The reason why Belgian drug cartels have grown so powerful is the same reason why Islamism extremism has flourished: a weak and chaotic political class. ‘We have maybe seven parliaments for a country of just over 10 million people and everything is divided between French- and Flemish-speaking populations that see one another as rivals, not the same nation,’ explained Belgian reporter Joris van der Aa this year. There is therefore no co-ordinated fight against either the cartels or the extremists. Consequently Belgium is increasingly regarded by France as a threat to its national security.

This time eight years ago an Islamist terror cell was finalising its plan to launch a series of co-ordinated attacks on Paris. It did so from the Molenbeek district of Brussels, ‘Molenbeekistan’ to the French, where 80 per cent of the inhabitants are foreign. Belgium provided the Islamic State as many as 500 Jihadists, more per capita than any other European nation.


After the Paris attack, which left 130 dead, France turned its anger on Belgium. One prominent newspaper described its neighbour as ‘an accommodating sanctuary for radical Islamists’. It listed all the terrorists who had emerged from Molenbeek, including Hassan El Haski, convicted of planning the 2004 Madrid bombings that killed nearly 200 people.

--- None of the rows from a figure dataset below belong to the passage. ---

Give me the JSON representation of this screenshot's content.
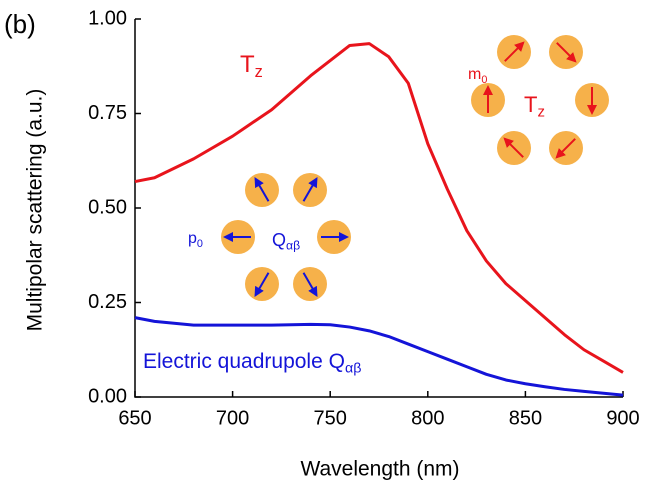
{
  "chart_data": {
    "type": "line",
    "x_label": "Wavelength (nm)",
    "y_label": "Multipolar scattering (a.u.)",
    "x": [
      650,
      660,
      680,
      700,
      720,
      740,
      750,
      760,
      770,
      780,
      790,
      800,
      810,
      820,
      830,
      840,
      850,
      860,
      870,
      880,
      890,
      900
    ],
    "series": [
      {
        "color": "#e8141c",
        "values": [
          0.57,
          0.58,
          0.63,
          0.69,
          0.76,
          0.85,
          0.89,
          0.93,
          0.935,
          0.9,
          0.83,
          0.67,
          0.55,
          0.44,
          0.36,
          0.3,
          0.255,
          0.21,
          0.165,
          0.125,
          0.095,
          0.065
        ]
      },
      {
        "color": "#1414d8",
        "values": [
          0.21,
          0.2,
          0.19,
          0.19,
          0.19,
          0.192,
          0.191,
          0.185,
          0.175,
          0.16,
          0.14,
          0.12,
          0.1,
          0.08,
          0.06,
          0.045,
          0.035,
          0.027,
          0.02,
          0.015,
          0.01,
          0.005
        ]
      }
    ],
    "xlim": [
      650,
      900
    ],
    "ylim": [
      0,
      1
    ],
    "xticks": [
      650,
      700,
      750,
      800,
      850,
      900
    ],
    "yticks": [
      {
        "value": 0,
        "label": "0.00"
      },
      {
        "value": 0.25,
        "label": "0.25"
      },
      {
        "value": 0.5,
        "label": "0.50"
      },
      {
        "value": 0.75,
        "label": "0.75"
      },
      {
        "value": 1,
        "label": "1.00"
      }
    ],
    "annotations": [
      {
        "text": "(b)",
        "color": "#000000"
      },
      {
        "text": "T",
        "sub": "z",
        "color": "#e8141c"
      },
      {
        "text": "m",
        "sub": "0",
        "color": "#e8141c"
      },
      {
        "text": "T",
        "sub": "z",
        "color": "#e8141c"
      },
      {
        "text": "p",
        "sub": "0",
        "color": "#1414d8"
      },
      {
        "text": "Q",
        "sub": "αβ",
        "color": "#1414d8"
      },
      {
        "text": "Electric quadrupole Q",
        "sub": "αβ",
        "color": "#1414d8"
      }
    ]
  }
}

The right-wing commentator (and now politician) Eric Zemmour suggested that French military jets should switch from bombing Islamic State in Syria to targeting Molenbeek. In response, Molenbeek’s mayor, Françoise Schepman, said: ‘I’m the first to recognise the problems in Molenbeek, but we have to act to solve them, not to make them worse.’

The problems haven’t been solved. This week two of France’s most respected authorities on European jihadism, Gilles Kepel and Hugo Micheron, pinpointed Belgium as the great weak spot in the continent’s fight against Islamism.

It was noted that at the start of this month Belgian authorities refused to grant a request from France to extradite Salem Abdeslam. He was the only survivor of the terrorist cell that targeted Paris in 2015, fleeing to Molenbeek where he was harboured for four months. Last year Abdeslam was sentenced to life imprisonment by a French court but the Belgians worry that such a sentence contravenes his human rights.

The Belgian authorities described the Islamist who shot dead two Swedes on Monday night as a ‘lone wolf’, despite the fact that the Tunisian had first exhibited signs of radicalisation in 2016. He lived in the Schaerbeek district (just east of Molenbeek) of Belgium, which was linked to the 2016 attack on Brussels airport that killed 32.

France long ago dismissed the ‘lone wolf’ Islamist theory. A 2019 Senate enquiry about Islamism included testimony from the Sorbonne professor Bernard Rougier. Speaking about Mohammed Merah, who in 2012 shot dead three soldiers and four Jews, Rougier explained: ‘Merah is often portrayed, incorrectly, as a lone wolf. That is to forget that he is the product of local socialisation.’

It’s reported that the Tunisian-born Islamist targeted Swedes on Monday because copies of the Quran were burned in the country by right-wing militants; but there has been plenty of burning in Belgium recently with eight schools fire-bombed in response to a new initiative on sex education. No one claimed responsibility but Islamic groups were particularly vociferous in their opposition.

France has its own grave struggle with Islamists but at least there is an awareness of the danger and what must be done. In Belgium there is only cowardice.

Prime Minister Alexander De Croo has tweeted half a dozen times about Monday night’s attack but in none did he reference Islamism. ‘Belgium sends its sincere condolences to the people of Sweden,’ he said in one tweet. ‘This terrorist attack shakes the foundations of our peaceful societies. We offer our unwavering solidarity in the face of this blind hatred. We will counter terrorism together with even greater determination.’

But how do you counter something if you don’t have the courage to even mention its name?